No meu humilde entendimento estamos sem dúvida perante a condição de “trabalho escravo”, que, à luz do direito internacional, prevê pesadas sanções. Existem inúmeros relatos não oficiais de que esta posição vulnerável dos trabalhadores se prende com as promessas de trabalho que lhes são feitas nos países de origem, mas que não são cumpridas nos contratos que lhes são apresentados no Qatar mantendo-se, assim, reféns das redes de exploração e tráfico humano. Contudo, convém fazer a ressalva de que estes trabalhadores representam aproximadamente 6% da população global de imigrantes do Qatar e que, por força das “auditorias e inspeções” por parte dos organizadores do mundial, se encontram “ligeiramente mais protegidos” que os restantes.
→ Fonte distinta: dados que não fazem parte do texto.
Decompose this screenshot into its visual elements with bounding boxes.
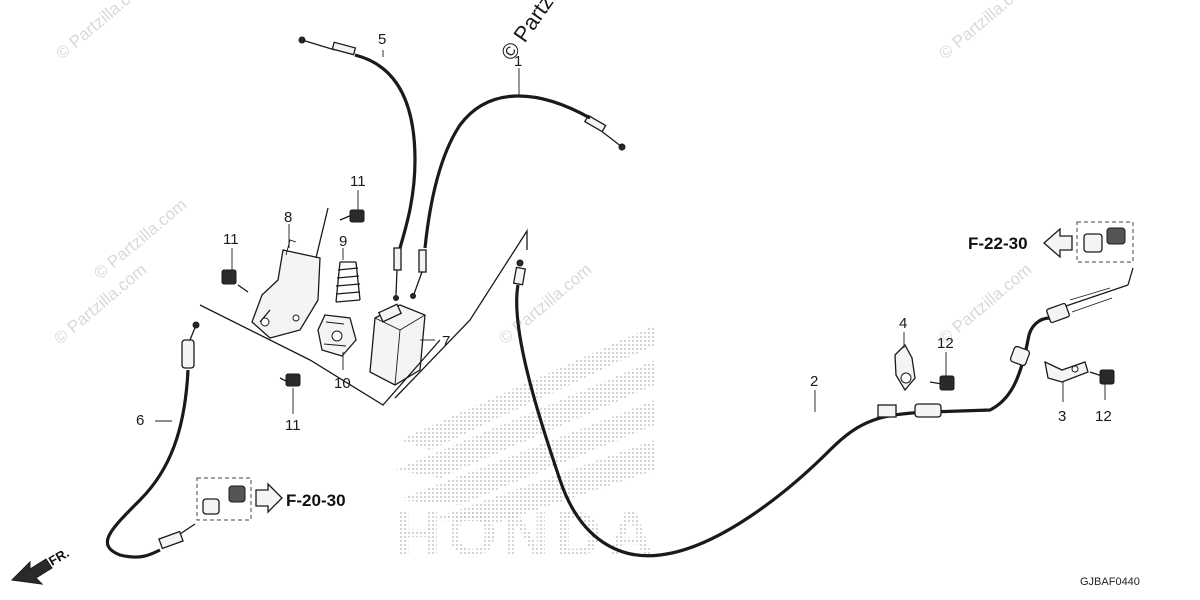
callout-11-top: 11 (350, 173, 366, 190)
assembly-outline (199, 207, 528, 406)
callout-1: 1 (514, 53, 522, 70)
cable-6 (106, 321, 200, 559)
callout-8: 8 (284, 209, 292, 226)
watermark-text: © Partzilla.com (935, 0, 1035, 63)
reference-f-20-30: F-20-30 (196, 477, 346, 521)
reference-label-right: F-22-30 (968, 234, 1028, 253)
reference-label-left: F-20-30 (286, 491, 346, 510)
front-arrow: FR. (10, 545, 72, 585)
honda-wing-logo: HONDA (395, 325, 660, 570)
spring-9 (335, 261, 361, 303)
callout-4: 4 (899, 315, 907, 332)
callout-3: 3 (1058, 408, 1066, 425)
watermark-text: © Partzilla.com (52, 0, 152, 63)
unit-7 (369, 303, 426, 386)
bolt-11-left (221, 269, 249, 293)
cable-2 (512, 259, 1129, 558)
callout-11-left: 11 (223, 231, 239, 248)
callout-10: 10 (334, 375, 351, 392)
bolt-12-right (1089, 369, 1115, 385)
cable-1 (410, 94, 626, 299)
callout-7: 7 (442, 333, 450, 350)
clip-4 (894, 343, 916, 392)
reference-f-22-30: F-22-30 (968, 221, 1134, 286)
bracket-8 (251, 239, 321, 339)
callout-2: 2 (810, 373, 818, 390)
leader-lines (155, 50, 1106, 422)
watermark-text: © Partzilla.com (495, 260, 595, 348)
callout-11-bottom: 11 (285, 417, 301, 434)
callout-9: 9 (339, 233, 347, 250)
bolt-11-bottom (279, 373, 301, 387)
bolt-11-top (339, 209, 365, 223)
lever-10 (317, 314, 357, 357)
diagram-code: GJBAF0440 (1080, 576, 1140, 588)
callouts: 1 2 3 4 5 6 7 8 9 10 11 11 11 12 12 (136, 31, 1112, 434)
bolt-12-left (929, 375, 955, 391)
cable-5 (298, 36, 417, 301)
bracket-3 (1044, 360, 1089, 383)
watermark-prominent: © Partzilla.com (496, 0, 602, 65)
callout-5: 5 (378, 31, 386, 48)
callout-12-left: 12 (937, 335, 954, 352)
honda-logo-text: HONDA (395, 498, 660, 570)
watermark-group: © Partzilla.com © Partzilla.com © Partzi… (50, 0, 1035, 348)
callout-12-right: 12 (1095, 408, 1112, 425)
callout-6: 6 (136, 412, 144, 429)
É de lamentar a posição vulnerável dos trabalhadores do Mundial do Qatar que na sua tentativa desesperada de fugir à dura realidade dos seus países de origem (Índia, Bangladesh, Nepal e Siri Lanka), os aprisiona num regime muito próximo da escravatura, sem condições de segurança e de saúde que lhes permita desenvolver o seu trabalho e, que lhes ceifa o seu único bem: a vida.
Em suma, o desafio é olhar para este absurdo de 6 750 pessoas mortas como um falhanço e/ou um retrocesso ao nível das condições de segurança, da legislação laboral e das convenções internacionais e tratados da Organização Internacional do Trabalho. Será mesmo que estas 6 750 mortes não deveriam ser consideradas como um crime contra a humanidade?